Among his most significant achievements are the reconstructed Middle Mongolian linguistic monuments written originally in Chinese script. Next to them he proved that almost the entire lexicon of the Sino-Mongol glossary included in the late Ming military treatise the Lulongsai lüe, the lexicon of which was thought to be the richest among the similar works until recently, was, in fact, copied from other earlier sources. All these sources were identified in his book in 2016, matching every single headword (more than 1.400) of the Lulongsai lüe glossary with its donor works' original headwords. [1]

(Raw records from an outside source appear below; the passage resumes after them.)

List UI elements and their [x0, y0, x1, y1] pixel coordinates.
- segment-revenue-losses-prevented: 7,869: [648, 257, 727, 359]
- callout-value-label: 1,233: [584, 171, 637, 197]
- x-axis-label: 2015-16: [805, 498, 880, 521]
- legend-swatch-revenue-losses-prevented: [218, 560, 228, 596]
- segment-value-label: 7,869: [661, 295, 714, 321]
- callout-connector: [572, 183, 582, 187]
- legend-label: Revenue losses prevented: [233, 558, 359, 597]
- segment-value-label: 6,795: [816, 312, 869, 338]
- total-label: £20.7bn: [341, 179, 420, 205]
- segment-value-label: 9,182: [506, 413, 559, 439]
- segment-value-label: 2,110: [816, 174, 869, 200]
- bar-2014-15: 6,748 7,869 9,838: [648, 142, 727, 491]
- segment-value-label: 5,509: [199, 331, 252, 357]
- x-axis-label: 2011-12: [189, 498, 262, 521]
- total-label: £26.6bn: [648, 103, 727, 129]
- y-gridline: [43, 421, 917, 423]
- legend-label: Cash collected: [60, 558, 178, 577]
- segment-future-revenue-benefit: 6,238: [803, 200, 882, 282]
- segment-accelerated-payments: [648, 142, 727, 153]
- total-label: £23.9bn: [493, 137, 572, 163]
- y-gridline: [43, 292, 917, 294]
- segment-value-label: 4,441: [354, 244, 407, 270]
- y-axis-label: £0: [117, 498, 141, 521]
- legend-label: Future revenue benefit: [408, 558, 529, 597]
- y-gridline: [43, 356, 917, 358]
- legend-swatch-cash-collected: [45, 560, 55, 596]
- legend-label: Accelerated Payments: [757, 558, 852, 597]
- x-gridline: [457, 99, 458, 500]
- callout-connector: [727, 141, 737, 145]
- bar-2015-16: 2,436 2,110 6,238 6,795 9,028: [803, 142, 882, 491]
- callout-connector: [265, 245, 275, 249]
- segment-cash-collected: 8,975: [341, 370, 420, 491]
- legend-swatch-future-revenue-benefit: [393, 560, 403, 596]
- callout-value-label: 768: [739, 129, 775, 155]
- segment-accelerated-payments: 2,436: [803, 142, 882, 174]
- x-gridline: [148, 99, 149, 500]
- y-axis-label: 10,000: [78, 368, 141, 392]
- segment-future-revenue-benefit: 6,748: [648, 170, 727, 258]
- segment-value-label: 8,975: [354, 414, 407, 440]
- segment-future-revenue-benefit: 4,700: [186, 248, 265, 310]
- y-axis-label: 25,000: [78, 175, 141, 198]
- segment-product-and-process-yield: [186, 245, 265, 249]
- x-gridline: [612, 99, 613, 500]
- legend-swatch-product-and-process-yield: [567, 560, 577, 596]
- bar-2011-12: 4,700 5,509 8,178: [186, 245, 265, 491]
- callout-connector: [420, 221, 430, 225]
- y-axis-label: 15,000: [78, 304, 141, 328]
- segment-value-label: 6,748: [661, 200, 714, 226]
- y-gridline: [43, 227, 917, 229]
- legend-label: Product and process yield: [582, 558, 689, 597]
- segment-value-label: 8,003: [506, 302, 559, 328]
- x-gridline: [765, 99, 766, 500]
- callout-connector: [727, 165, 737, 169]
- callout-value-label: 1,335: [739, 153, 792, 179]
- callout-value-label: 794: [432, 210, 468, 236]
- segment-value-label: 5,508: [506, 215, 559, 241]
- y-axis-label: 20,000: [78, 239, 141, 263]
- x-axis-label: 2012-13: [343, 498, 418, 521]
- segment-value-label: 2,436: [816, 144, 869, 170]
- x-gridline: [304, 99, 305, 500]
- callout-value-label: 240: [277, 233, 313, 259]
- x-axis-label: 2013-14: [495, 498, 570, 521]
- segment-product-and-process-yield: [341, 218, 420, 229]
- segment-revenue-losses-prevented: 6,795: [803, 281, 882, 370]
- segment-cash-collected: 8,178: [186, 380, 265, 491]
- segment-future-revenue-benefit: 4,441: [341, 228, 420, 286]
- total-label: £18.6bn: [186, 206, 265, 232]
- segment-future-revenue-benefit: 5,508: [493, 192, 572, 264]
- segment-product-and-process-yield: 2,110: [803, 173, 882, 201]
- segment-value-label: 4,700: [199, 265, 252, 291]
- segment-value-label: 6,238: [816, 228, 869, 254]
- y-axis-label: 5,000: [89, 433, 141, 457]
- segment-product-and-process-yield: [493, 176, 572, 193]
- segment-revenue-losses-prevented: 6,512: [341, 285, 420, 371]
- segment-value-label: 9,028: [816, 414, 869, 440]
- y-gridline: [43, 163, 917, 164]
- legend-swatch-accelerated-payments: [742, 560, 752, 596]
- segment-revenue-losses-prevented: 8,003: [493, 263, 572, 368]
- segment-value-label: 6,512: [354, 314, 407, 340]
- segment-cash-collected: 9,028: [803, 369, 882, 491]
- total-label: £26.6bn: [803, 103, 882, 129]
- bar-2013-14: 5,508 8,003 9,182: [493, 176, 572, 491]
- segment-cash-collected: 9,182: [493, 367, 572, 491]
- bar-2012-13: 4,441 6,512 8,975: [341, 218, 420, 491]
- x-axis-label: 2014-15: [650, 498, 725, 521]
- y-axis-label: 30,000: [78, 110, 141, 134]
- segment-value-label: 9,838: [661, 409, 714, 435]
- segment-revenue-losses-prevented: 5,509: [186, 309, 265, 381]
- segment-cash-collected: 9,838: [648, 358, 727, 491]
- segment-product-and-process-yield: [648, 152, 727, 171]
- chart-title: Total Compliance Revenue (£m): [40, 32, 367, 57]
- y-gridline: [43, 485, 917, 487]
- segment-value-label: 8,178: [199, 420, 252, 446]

Next to his position at Károli Gáspár University he was also a guest lecturer at the Department of Altaistics at the University of Szeged from 2017 to 2020. In 2017 the degree of Dr. habil. (habilitated doctor) was conferred for his thesis by the Eötvös Loránd University. The same year he served as the president of the 60th Meeting of the Permanent International Altaistic Conference (PIAC). He was a recipient of the 2019 "Taiwan Fellowship" grant awarded by the Ministry of Foreign Affairs of the R.O.C. From 2020 he serves as the chair of the then newly established Department of Chinese Studies at the Institute of Oriental Languages and Cultures at his University. In 2022, he held the position of president of the PIAC Conference again during the 64th Meeting.
In 2019 he got elected as a regular member of Academia Europaea to the Section of Classics and Oriental Studies. In 2021 the Committee on Oriental Studies at the Hungarian Academy of Sciences elected him as the secretary of the committee.